Beck was able to stumble down despite his horrific injuries and he was helped by some of those who had played such an important role in the overall rescue during the last two days.
At the bottom of the Western Cwm, close to Camp 1, Kool-Aid was used to mark the point where the helicopter was to land to pick up Beck and Makalu.
From below we saw the Squirrel disappear into the cwm, but then it almost immediately reappeared – Colonel Madan was clearly taking no chances. He spent several minutes judging the wind direction and reconnoitring the proposed landing site. Landing would not be too difficult – my helicopter flying instructor had always told me that landings were always, in effect, controlled crashes – but taking off would be much more difficult at that height with the extra weight.
At last Colonel Madan committed himself to the landing and he made his approach to the selected landing site. Makalu was placed first in the helicopter and Colonel Madan lifted slightly to make full use of the ground cushion which was being created by the air being sucked down through the rotor blades on to the snow. He crept forward and gradually increased speed so that the airflow over the blades would create lift. As he got to the lip of the cwm he was able to safely fly downwards to create extra speed and, in doing so, extra lift. It was a remarkable feat of flying at the edge of the capability of the helicopter he was piloting.
With some relief we watched the Squirrel spiralling down to us and as it landed we rushed forward to help unload Makalu. At the same time the watching LOs who had waited at the helicopter landing point also rushed forward, but not to help Makalu. Instead they lined up in front of the helicopter while a co-opted Sherpa took their photograph. This summarised more clearly than anything the role the group of Nepalese liaison officers played during the rescue.
Makalu was wrapped up and was breathing oxygen and it was impossible to tell just how bad he was. The joy of his fellow team members at Base Camp was evident and Makalu’s fellow Taiwanese Base Camp manager, who had lost all his fingers during their training climb on McKinley, grasped my hand between his two stumps and pumped my hand vigorously.
While Makalu sat on the side of the landing site the helicopter returned to pick up Beck. This time Colonel Madan was less cautious with his approach and within minutes he had landed back at Base Camp with Beck. We loaded Makalu into the back of the helicopter and replaced the various items we had removed in order to lighten the aircraft not long before. Shortly afterwards, the helicopter lifted skywards, and Makalu and Beck were on their way to Kathmandu.

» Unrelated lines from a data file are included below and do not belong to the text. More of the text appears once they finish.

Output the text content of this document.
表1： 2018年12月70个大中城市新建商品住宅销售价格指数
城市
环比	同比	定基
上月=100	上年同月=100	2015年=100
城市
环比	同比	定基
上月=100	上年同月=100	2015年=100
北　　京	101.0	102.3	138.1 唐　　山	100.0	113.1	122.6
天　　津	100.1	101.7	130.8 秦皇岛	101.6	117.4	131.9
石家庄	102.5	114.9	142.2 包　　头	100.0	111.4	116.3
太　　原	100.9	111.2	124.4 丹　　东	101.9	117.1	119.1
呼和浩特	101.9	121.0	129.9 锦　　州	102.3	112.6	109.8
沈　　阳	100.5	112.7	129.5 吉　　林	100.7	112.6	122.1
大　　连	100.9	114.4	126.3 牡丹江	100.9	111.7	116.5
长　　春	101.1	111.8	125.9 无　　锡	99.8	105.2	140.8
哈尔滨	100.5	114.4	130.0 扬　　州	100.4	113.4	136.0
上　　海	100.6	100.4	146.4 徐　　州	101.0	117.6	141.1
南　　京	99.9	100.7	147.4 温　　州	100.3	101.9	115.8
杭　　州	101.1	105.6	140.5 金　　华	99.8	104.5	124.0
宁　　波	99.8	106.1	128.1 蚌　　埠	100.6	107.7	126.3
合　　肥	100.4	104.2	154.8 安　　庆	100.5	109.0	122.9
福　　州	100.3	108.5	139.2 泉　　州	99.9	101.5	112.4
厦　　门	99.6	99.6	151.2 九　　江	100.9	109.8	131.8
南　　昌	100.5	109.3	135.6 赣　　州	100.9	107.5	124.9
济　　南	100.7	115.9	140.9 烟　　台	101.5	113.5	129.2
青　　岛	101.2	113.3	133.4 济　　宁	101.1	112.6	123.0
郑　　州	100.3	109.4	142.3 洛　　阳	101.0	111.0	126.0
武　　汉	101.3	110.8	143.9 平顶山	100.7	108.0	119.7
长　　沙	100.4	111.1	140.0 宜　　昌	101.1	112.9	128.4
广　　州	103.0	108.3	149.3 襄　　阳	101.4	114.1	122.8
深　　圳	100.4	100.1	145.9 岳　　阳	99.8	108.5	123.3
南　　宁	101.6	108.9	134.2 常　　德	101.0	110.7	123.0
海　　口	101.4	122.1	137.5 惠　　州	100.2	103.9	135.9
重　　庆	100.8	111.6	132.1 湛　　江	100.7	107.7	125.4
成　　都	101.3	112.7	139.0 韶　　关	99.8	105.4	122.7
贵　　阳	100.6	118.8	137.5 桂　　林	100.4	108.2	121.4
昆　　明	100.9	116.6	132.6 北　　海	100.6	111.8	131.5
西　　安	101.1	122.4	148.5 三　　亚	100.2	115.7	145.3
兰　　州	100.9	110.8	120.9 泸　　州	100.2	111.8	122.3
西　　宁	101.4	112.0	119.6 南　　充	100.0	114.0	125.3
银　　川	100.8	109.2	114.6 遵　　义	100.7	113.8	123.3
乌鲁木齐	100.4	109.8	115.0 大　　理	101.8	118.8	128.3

Despite some teams not taking part in the rescue and the completely unhelpful part played by the Nepalese liaison officers, for those who did selflessly play their part, the rescue of Beck and Makalu meant a great deal. Now the grieving for lost friends could start.
My last task at Base Camp when all the teams had returned was to chair a meeting where we discussed how the other teams could replace the oxygen which the IMAX team had donated to the rescue. And then it was time to leave – my chest condition was now so bad there was no chance of me going high again. I felt nothing, neither sadness, nor disappointment or any other conceivable emotion. I just wanted to return to my home, where I would be able to make some sense of what had happened.
Within a period of a little over six years after the tragedy, a further seven climbers who were on the south side of Everest that year were to die. The first of these deaths happened on 25 May 1996.
After the departure of most of the teams, the South Africans made a summit attempt in late May, which yet again caused controversy. In O’Dowd’s words she, Woodall and Herrod left Camp 4 at around midnight on the night of 24–25 May, together with three Sherpas. After an uneventful climb, Woodall and O’Dowd both reached the summit – according to their own reports at 10 a.m., accompanied by one of their three Sherpas. O’Dowd later said that on the descent they passed the other two Sherpas just before the South Summit, and Bruce Herrod just after they came over the top of the South Summit. They had a talk with Herrod, before he continued upwards. It should take about two hours for a healthy and fit climber to reach the top from the South Summit, but, for reasons which will never be known, Bruce didn’t get there until 5 p.m. We will never know what happened next, but Bruce’s body was found a year later hanging on the ropes at the Hillary Step.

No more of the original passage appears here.